Avalanche d’objets connectés : comment se positionnent les Français ?

85 % des produits high-tech vendus en France en 2020 seront des objets connectés selon une étude récente du Hub Institute et Harris Interactive. Qu’on le veuille ou non, les avancées technologiques ont pour but de nous rendre ultra-branchés, dans tous les sens du terme. Il sera alors de plus en plus difficile de passer à côté.

Estimé à 5 000 milliards de dollars d’ici 2020, le marché des objets connectés va révolutionner et influencer notre manière de vivre. Mais, si l’offre de ce marché est en plein boom, la demande reste pour l’instant timide. Cette étude a analysé la réactivité du grand public face à ce nouveau marché pour mieux cerner leurs attentes et leurs freins, voici les résultats.

Moins « gadget » et plus pratique

Les différents domaines d’objets connectés ne sont pas tous égaux face à l’intérêt que leur consacre le grand public. La maison reste le secteur privilégié : 63% de l’ensemble des personnes interrogées s’intéressent aux objets connectés au sein du foyer contre 29% par exemple, pour les accessoires personnels (montres, lunettes…).

S’agissant de domotique, la préoccupation se porte principalement sur le chauffage/thermostat et les systèmes de sécurité.

Mais le grand public veut du concret en contrepartie d’un achat : alléger sa facture d’électricité, gagner du temps au quotidien en réduisant les tâches répétitives et ingrates comme la fermeture et l’ouverture des volets, en se reposant sur des objets fiables et faciles à utiliser.

Une promesse qui est déjà une réalité avec la Thombox, puisque cette solution Thomson pour la maison connectée, conçue et développée par Avidsen, présente des avantages très concrets :

Réaliser des économies d’énergies. Comment ? En programmant à l’avance le fonctionnement de différents objets électriques en fonction de ses envies et de ses besoins, ce qui permet d’éviter les consommations inutiles.
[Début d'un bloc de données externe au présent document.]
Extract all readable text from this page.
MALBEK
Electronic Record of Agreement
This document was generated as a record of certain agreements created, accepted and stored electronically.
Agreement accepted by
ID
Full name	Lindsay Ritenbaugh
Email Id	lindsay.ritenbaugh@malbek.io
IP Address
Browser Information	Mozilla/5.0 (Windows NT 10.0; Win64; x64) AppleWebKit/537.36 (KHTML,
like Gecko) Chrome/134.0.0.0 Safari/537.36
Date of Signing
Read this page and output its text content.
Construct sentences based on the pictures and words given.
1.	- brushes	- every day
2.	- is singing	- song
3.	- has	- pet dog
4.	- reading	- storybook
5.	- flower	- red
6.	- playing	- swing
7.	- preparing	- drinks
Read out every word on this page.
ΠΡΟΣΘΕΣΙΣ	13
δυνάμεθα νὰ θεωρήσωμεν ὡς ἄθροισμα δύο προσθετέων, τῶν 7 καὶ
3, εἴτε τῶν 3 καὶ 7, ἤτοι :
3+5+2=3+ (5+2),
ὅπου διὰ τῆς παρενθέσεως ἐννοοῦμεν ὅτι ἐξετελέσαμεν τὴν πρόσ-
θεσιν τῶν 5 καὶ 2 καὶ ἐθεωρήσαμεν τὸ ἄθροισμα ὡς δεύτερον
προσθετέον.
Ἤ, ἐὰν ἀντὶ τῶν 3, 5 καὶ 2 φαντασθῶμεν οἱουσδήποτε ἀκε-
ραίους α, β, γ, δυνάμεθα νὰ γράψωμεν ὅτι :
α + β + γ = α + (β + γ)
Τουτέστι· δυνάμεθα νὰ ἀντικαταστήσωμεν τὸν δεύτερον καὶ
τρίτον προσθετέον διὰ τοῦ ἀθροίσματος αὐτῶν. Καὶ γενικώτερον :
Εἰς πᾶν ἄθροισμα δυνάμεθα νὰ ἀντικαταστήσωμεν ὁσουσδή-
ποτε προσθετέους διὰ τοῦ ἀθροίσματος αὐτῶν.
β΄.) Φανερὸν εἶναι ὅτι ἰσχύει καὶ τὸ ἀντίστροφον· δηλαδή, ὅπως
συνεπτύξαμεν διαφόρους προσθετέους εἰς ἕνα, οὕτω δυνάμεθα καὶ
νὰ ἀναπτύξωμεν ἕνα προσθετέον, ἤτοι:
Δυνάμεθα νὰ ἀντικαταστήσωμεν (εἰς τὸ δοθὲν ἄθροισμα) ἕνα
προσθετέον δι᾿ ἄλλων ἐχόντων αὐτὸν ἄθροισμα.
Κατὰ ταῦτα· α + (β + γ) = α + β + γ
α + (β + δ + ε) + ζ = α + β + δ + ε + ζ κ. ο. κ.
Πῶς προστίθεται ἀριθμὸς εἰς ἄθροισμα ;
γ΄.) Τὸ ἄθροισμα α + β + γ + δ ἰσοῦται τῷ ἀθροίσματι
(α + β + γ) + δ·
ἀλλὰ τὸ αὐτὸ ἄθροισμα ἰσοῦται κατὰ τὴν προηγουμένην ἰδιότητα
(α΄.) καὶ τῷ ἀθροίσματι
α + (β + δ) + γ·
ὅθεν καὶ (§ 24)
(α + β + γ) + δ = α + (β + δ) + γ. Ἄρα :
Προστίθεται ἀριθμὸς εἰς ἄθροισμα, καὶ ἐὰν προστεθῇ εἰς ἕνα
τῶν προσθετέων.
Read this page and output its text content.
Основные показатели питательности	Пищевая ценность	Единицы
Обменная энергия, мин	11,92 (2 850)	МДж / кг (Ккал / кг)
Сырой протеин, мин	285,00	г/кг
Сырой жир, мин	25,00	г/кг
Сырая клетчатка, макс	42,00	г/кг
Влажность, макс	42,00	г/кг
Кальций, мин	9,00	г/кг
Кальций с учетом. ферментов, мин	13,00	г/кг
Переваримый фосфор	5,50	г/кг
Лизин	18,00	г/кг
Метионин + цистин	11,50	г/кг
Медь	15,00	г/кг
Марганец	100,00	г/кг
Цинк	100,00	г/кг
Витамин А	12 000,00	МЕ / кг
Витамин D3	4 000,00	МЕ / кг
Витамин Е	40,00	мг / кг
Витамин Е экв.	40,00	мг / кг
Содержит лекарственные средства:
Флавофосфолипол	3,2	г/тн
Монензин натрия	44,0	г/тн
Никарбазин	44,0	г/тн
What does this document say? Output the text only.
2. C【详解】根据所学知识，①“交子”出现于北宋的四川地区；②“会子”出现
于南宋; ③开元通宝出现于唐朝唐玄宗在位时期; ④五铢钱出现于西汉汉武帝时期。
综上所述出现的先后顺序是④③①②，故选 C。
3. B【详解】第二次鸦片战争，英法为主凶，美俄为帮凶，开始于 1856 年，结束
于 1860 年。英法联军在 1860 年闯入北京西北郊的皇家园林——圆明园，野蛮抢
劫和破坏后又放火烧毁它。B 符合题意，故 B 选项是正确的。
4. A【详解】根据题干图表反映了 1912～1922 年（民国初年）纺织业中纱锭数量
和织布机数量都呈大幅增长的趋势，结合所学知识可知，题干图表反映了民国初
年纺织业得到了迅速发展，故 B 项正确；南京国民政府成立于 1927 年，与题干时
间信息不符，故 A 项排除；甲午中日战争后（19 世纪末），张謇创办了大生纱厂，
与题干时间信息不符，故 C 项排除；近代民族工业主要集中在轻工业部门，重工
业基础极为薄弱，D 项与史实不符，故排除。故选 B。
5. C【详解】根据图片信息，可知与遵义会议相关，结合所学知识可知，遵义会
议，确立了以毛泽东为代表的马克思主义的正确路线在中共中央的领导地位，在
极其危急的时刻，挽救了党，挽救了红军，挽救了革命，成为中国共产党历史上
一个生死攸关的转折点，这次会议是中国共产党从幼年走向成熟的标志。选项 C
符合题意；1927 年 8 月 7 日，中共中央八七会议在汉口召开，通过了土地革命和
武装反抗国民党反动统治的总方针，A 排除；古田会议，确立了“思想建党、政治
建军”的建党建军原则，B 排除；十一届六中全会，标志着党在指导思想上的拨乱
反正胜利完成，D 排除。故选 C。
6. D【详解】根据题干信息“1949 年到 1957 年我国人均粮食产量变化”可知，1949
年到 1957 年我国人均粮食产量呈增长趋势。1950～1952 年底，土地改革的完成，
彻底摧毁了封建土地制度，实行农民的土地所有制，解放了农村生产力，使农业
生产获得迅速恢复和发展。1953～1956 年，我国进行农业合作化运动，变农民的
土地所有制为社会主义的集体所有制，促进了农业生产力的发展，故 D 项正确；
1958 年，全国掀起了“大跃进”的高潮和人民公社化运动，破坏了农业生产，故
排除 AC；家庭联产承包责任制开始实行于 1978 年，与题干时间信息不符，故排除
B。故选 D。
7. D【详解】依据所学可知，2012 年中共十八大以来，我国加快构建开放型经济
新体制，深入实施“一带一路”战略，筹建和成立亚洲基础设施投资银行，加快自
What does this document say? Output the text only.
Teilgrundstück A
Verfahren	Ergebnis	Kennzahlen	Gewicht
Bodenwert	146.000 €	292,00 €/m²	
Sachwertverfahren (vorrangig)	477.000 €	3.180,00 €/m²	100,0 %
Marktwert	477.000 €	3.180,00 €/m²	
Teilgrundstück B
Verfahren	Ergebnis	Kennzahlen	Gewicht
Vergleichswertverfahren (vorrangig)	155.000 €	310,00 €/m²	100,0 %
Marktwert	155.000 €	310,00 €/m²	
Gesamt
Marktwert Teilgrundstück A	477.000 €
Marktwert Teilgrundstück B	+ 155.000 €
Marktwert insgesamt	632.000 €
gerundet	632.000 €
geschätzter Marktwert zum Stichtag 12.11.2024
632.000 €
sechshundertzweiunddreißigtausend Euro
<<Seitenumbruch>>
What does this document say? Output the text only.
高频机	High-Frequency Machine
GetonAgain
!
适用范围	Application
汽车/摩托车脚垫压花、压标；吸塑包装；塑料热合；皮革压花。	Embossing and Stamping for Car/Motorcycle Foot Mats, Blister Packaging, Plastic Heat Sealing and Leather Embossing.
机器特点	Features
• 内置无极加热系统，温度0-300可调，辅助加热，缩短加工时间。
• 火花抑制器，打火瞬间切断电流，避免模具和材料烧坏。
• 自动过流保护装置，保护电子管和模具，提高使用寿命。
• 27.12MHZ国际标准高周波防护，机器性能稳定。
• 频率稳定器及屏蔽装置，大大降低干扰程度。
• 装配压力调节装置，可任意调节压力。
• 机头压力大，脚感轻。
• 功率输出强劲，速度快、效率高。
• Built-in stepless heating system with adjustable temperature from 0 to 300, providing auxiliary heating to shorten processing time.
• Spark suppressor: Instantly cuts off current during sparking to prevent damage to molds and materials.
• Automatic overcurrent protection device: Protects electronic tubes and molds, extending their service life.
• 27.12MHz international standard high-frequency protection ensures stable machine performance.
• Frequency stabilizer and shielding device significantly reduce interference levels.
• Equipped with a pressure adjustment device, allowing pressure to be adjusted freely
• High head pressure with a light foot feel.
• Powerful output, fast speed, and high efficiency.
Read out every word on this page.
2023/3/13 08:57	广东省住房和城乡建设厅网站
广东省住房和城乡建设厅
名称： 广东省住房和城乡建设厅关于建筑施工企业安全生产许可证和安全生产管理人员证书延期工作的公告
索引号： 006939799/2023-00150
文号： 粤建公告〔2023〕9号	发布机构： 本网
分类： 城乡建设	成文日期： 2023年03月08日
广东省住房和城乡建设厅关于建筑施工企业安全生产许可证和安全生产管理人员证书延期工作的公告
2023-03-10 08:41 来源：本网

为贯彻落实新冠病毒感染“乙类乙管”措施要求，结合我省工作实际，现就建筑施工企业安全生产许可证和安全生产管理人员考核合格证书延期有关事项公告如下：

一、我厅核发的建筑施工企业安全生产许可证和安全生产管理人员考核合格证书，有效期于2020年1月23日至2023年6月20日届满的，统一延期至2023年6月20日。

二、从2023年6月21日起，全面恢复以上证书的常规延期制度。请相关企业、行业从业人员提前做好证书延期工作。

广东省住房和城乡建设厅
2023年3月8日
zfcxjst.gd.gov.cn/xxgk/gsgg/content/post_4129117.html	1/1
« Si ma mère […] s’en va et qu’elle met l’alarme en route, toutes les lumières de la maison vont s’éteindre et le chauffage va passer en mode éco. » explique Yann, un passionné de domotique qui a choisi la Thombox.

Plus qu’une solution qui rend la maison intelligente, la Thombox facilite et optimise votre vie au quotidien, y compris vos factures. La pince ampèremétrique, par exemple est un nouveau module qui permet d’analyser sa consommation grâce à un système d’historique. Des alertes sont programmables pour couper certains appareils lorsque ceux-ci seront jugés trop gloutons. Le prix de la pince est de 49€90, mais l’investissement sera vite compensé par les économies ainsi réalisées.

Autre point fort de la Thombox, se sentir en sécurité chez soi. La box et ses accessoires permettent notamment de simuler une présence dans sa maison grâce à la mise en marche par exemple de la télévision, des éclairages ou d’autres objets.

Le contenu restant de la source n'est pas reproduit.